Comment And for those of us who don't want toys... (Score 1) 171

When are they gonna produce straightforward machines that run Windows software well, don't get in the friggin way, have an app launcher that doesn't have ten tons of stupid AI in it, where a simple user-configurable menu (with a simple search facility) suffices, and so on. Like Apple, they are chasing the smartphone shiny consumer market and near-abandoning everybody else.

Comment From the 'why not earlier' department... (Score 2) 267

For years, there was a shift towards avoiding expensive coprocessors and related by having more and more work done by the CPU. The massive growth in single core speeds in e.g. Intel chips made this sensible. Now that single core speeds are not getting faster, and we are having to go multi-core, and now that power consumption is becoming more of an issue, rethinking is becoming more pertinent. Way back when, mainframes would have things like I/O done by independent hardware subsystems, to avoid using expensive time on the main CPUs, and now it seems this is being rediscovered.
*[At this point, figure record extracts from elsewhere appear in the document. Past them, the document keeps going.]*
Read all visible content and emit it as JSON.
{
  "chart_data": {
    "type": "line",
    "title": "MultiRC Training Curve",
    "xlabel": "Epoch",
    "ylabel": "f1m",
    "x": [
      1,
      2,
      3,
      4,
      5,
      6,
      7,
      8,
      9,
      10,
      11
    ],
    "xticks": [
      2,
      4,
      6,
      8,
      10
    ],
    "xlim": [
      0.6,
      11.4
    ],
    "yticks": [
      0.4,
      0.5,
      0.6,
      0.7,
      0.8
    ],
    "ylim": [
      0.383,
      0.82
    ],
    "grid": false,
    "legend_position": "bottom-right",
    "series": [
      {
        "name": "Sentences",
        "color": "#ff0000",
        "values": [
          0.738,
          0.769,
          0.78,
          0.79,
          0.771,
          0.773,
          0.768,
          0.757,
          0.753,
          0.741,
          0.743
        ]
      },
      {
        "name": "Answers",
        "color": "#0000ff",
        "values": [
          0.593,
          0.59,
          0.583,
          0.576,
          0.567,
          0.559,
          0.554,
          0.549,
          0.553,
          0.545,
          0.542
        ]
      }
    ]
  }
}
Firstly, especially in something like MacOS, there has been progress towards offloading more and more of Quartz to the GPU. Many GUI things could quite happily be handled by a low-power ARM chip on the GPU itself. Already with programmable shaders, and now Vulkan, we are getting to the place where, for graphics, things are accomplished by sending programs, request and data buffers over a high speed interconnect (usually the PCIe bus). To some degree, network transparent graphics are being reinvented, though here the 'network' is the PCIe bus, rather than 10baseT. Having something like an ARM core, with a few specialised bits, for most drawing operations, and having much of the windowing and drawing existing largely at the GPU end of the bus, is one step towards are more efficient architecture: for most of what your PC does, using an Intel Core for it is overkill and wasteful of power. Getting to a point where the main CPUs can be switched off when idling will save a lot of power. In addition, one can look to mainframe architecture of old for inspiration.

Another part of that inspiration is to do similar with I/O. Moving mounting/unmounting and filesystems off to another subsystem run by a small ARM (or similar) core, makes a lot of sense. To the main CPU you have the appearance of a programmable DMA system, to which you merely need to send requests. The small I/O core doing this could be little different to the kind of few-dollar chip SoC we find in cheap smartphones. Moreover, it does not need the capacity for running arbitrary software (not should it have: since its job is more limited, it is more straightforward to lock it down).

This puts you at a point where, especially if you do the 'big-core/little-core' thing with the GPU architecture itself, the system can start up to the point where there is a useable GUI and command line interface before the 'main processors' have even booted up. Essentially you have something a bit like a Chromebook with the traditional 'Central Processing Unit' becoming a coprocessor for handling user tasks.

I'd also go so far to suggest that moving what are traditionally the kernel's duties 'out-of-band', namely on a multi-core CPU, have a small RISC core handling kernel duties, and so far as hyperthreading is concerned, having this 'out of band kernel' able to save/load state from the inactive thread on a hyperthreading core. (Essentially if you have a 2-thread core, the chip then has a state-cache for these threads, where it can move them, and from there save/load thread state to main memory: importantly, much of the CPU overhead for a context switch is removed.)